The 11 countries backing the implementation of a tax on financial transactions have begun the push forward, after delays and hesitancy took hold of negotiations.
Yesterday’s European Economic and Financial Affairs Council meeting in Brussels was supplemented by a fringe meeting between the representatives from the backers of the financial transactions tax (FTT).
Finance ministers met in the EU hub to discuss growth and macroeconomic imbalances within the union, with the 11 countries, known as the EU11, meeting beforehand.
While no formal agreement on implementation was reached at the fringe meeting, the countries agreed to continue the push for implementation.
The finance ministers from the largest supporters of the tax, France and Germany, followed yesterday’s fringe event with a meeting in Paris today, with FTT high on the agenda.
This follows criticism from European tax commissioner, Algirdas Šemeta, who in a speech to the European Parliament bemoaned vested interest groups blocking the tax’s progress.
He called on MEPs to fully back the proposals to convince ministers in the supporting countries to push forward with implementation.
The FTT – known as a Tobin Tax after Nobel economist James Tobin – will see derivatives transactions taxed at 0.01% and 0.1% on equity and bond purchases, respectively.

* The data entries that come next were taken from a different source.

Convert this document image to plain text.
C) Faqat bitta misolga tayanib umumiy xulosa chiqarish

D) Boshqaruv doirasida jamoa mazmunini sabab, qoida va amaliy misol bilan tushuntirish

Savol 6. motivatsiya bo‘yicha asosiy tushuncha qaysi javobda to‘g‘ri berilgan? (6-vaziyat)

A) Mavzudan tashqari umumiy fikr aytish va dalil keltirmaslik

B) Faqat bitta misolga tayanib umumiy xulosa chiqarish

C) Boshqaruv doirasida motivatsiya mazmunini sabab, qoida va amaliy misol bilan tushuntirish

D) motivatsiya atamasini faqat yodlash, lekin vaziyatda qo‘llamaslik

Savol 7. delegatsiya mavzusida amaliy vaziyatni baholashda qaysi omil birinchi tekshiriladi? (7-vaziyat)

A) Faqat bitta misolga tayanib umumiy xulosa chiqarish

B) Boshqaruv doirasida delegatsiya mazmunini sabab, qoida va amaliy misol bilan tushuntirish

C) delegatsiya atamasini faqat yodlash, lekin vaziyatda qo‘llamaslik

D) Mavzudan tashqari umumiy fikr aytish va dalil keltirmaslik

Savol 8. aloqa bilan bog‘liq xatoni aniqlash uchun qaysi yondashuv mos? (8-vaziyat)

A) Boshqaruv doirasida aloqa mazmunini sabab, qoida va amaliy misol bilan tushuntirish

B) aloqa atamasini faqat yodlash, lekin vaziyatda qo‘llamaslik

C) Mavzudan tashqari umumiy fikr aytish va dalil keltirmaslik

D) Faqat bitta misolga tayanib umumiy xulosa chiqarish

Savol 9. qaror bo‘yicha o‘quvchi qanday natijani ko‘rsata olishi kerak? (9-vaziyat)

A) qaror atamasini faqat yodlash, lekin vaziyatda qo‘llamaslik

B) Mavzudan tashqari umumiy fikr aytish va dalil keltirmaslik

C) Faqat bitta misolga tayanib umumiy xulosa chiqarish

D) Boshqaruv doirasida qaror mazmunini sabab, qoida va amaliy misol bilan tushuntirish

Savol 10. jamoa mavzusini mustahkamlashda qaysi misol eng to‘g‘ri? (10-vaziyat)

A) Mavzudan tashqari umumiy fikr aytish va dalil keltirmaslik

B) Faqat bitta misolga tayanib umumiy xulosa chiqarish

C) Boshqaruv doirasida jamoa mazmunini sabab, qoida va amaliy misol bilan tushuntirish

However, today, coinciding with the German and French meeting, several asset managers sent a letter the Council, Parliament and Commission pillars of the EU, and finance ministers in the EU11.
It calls for the immediate removal of the proposals, citing the expected effect on savings and detrimental impact on economic growth.
The letter, seen by IPE, said the impact of the FTT would make European citizens’ aims to take greater control of their financial wellbeing more of a challenge.
The asset managers said the tax would not be one on financial services but rather on citizens’ savings, and eventual retirement incomes.
The letter – signed by Allianz GI, BlackRock, Capital International, Eumedion, Fidelity, M&G PIMCO, Robeco, Schroders, State Street, UBS and Dutch pension fund managers PGGM and APG – joins other research and consultation against the FTT.
The UK, which, along with Luxembourg, refused to support proposals at its initial discussion, launched a legal challenge to the tax.
It argued that its implementation would encroach on its sovereign status to determine tax with its borders.
This followed a report from the City of London Corporation that said the tax would raise the cost of UK Gilt issuance by £4bn, hitting pension schemes significantly.
Research in the Netherlands also highlighted a significant impact on institutional investors.
Finance minister Jeroen Dijsselbloem said the FTT would hit Dutch funds by €250m a year, despite the country not being part of the EU11.
However, Šemeta argued in Parliament that the tax was supported by EU citizens and was in line with the founding principles of the union.
The 11 countries – Austria, Belgium, Estonia, France, Germany, Italy, Greece, Portugal, Slovakia, Slovenia and Spain – formed a enhanced cooperation agreement to implement the FTT.
This allows the EU11 to formulate policy, under the EU framework, for implementation solely in their respective countries.